Марья Ивановна, получивши от Гали письмо, стремительно полетела в Заньки, взяла Лесю и отвезла ее к бабушке, рассказала той все про Галю и подействовала так на больную, забытую совершенно сыном старуху, что она разрыдалась и начала проклинать себя за жестокость к дочери. Само собой разумеется, что внучка была обласкана и водворена под родительским кровом, а бабушка с Матковской стали ходатайствовать об освобождении ни в чем не повинной страдалицы. Хлопоты увенчались успехом, так как само следствие обелило пострадавшую и она через полгода была освобождена и перевезена на днях из больницы, по просьбе деда, в его гостеприимную хату.
* * *
Оксана, одевши чистое белье и праздничную, но еще темную юбку, подошла тихо к больной, посмотрела на нее пристально и подумала: "Спит, дал бы бог, чтобы подольше: сил бы набралась, а то тонко прядет…" Потом она подошла к скрыне, вынула яркий очипок, шелковый золотисто-сизый платок, синюю с красными усиками корсетку и хотела было вынуть материнскую дорогую картатую плахту, да вспомнила, что в городе их не носят, и отложила, а вместо нее достала шерстяную мененую сподницу, — все это она сложила на лаве и прикрыла скатертью; потом она вынула из печи пасху и бабу, положила их бережно на подушку и начала осматривать, выпеклось ли тесто. Осмотр оказался удовлетворительным: пасха и баба были легки, зарумянены и разливали по хате аромат сдобного теста. Оксана улыбнулась, ее хозяйская гордость была удовлетворена: ожидаемый ею на завтрашнее утро супруг, вероятно, одобрит все ее хлопоты… А может быть, он приедет и раньше?

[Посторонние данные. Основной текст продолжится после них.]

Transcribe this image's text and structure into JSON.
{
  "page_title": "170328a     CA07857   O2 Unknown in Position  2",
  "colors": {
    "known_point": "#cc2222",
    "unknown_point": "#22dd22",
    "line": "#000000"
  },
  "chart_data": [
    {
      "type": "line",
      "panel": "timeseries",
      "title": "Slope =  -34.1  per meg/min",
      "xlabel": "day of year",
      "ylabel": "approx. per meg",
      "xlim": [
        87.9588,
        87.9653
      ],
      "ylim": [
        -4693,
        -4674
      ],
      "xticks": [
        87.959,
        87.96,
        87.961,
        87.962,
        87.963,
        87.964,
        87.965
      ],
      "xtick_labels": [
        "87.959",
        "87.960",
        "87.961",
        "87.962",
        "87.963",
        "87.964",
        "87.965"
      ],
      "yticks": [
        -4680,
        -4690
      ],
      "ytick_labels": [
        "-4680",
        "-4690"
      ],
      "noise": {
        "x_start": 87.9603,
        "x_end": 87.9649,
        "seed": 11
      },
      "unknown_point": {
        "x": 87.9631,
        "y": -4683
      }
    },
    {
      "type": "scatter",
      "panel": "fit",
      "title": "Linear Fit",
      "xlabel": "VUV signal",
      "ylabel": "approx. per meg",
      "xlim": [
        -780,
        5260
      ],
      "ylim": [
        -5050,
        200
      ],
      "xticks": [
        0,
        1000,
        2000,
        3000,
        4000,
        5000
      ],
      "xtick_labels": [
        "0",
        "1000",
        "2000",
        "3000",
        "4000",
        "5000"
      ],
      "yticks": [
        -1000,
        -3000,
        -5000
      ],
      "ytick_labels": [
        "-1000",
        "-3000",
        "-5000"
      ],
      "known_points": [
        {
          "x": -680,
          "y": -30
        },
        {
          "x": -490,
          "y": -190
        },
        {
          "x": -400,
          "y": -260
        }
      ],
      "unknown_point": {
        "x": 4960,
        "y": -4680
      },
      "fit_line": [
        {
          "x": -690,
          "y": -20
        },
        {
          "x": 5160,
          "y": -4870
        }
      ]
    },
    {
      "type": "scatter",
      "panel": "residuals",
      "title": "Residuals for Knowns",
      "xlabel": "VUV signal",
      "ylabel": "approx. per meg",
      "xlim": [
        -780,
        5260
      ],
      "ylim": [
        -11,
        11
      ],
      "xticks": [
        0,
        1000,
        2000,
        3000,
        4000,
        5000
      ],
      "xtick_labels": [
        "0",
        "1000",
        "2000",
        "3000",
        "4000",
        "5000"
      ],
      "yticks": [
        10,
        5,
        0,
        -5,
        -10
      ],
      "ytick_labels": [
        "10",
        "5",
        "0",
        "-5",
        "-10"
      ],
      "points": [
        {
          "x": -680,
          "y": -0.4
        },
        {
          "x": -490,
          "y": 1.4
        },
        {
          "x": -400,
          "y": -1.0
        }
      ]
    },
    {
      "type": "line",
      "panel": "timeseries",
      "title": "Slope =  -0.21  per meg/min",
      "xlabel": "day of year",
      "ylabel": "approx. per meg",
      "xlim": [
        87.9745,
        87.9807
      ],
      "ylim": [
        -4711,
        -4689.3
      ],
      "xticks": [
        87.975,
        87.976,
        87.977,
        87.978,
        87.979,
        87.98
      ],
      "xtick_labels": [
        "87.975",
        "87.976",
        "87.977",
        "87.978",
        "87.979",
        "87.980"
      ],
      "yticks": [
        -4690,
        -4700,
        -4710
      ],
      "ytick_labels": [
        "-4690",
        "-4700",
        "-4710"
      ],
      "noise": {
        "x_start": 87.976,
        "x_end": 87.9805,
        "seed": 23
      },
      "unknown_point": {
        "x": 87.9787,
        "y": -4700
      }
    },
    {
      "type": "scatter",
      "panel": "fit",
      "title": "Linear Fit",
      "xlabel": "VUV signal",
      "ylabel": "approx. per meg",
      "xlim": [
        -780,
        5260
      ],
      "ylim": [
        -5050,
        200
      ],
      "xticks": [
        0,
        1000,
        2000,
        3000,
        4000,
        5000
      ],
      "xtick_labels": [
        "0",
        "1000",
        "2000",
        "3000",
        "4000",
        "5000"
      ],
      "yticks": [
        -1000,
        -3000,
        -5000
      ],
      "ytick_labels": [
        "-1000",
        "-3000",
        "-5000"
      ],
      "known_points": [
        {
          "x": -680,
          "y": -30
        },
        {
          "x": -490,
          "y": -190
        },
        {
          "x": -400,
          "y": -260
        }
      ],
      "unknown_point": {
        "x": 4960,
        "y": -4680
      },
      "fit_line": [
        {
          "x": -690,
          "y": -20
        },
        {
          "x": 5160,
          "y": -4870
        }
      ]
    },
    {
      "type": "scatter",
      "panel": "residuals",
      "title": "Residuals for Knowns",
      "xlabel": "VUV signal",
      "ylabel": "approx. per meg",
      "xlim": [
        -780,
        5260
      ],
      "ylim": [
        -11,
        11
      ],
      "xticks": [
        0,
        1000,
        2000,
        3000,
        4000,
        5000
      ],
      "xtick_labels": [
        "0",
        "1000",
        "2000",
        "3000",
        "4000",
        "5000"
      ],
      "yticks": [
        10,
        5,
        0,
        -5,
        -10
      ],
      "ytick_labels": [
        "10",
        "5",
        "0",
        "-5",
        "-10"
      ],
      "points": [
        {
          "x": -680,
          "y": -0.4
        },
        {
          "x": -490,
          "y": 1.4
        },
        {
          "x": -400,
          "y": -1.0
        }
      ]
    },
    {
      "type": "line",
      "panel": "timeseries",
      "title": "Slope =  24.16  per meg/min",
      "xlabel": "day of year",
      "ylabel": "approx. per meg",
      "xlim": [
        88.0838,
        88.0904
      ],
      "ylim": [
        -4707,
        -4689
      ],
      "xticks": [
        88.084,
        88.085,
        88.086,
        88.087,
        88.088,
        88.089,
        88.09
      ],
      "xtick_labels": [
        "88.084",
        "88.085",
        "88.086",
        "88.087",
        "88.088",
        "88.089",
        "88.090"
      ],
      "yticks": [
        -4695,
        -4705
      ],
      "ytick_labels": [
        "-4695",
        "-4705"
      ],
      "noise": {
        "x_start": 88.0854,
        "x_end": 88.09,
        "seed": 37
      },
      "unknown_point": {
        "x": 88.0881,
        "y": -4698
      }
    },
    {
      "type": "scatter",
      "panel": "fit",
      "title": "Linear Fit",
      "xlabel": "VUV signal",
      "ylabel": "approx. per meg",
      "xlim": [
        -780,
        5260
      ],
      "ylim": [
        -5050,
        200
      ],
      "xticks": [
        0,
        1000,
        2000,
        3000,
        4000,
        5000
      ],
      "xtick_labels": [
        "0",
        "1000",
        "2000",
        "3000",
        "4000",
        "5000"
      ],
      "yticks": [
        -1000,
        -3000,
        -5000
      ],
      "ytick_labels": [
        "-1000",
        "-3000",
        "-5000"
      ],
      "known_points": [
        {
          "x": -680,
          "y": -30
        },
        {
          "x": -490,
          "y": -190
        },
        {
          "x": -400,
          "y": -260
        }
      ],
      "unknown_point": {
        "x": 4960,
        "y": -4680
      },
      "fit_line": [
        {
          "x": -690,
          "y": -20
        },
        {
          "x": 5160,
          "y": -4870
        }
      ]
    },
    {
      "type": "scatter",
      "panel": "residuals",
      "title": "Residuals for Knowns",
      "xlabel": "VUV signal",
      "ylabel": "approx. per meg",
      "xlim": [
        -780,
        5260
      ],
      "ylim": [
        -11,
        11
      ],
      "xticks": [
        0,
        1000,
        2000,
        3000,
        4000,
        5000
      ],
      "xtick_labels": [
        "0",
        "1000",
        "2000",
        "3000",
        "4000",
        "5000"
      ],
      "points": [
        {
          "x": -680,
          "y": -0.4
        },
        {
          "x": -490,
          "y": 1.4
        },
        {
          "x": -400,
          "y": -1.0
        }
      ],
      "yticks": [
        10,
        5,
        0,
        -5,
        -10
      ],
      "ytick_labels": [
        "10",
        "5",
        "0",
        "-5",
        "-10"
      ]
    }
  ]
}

Дверь отворилась. Оксана вздрогнула и шатнулась к ней. На пороге стоял сгорбленный дед и молча крестился к иконам, что занимали целый парадный угол. Вдавленная между плеч лысая голова старика была обрамлена серебристой бахромкой, красные, словно осокой прорезанные, глаза едва светились из-под нависших косматых бровей, жиденькая, желто-бурого цвета бородка висела клочьями вокруг беззубого запавшего рта, и только длинные седые усы, не знавшие никогда бритвы, выделялись внушительно на этом скомканном и изрезанном морщинами лице.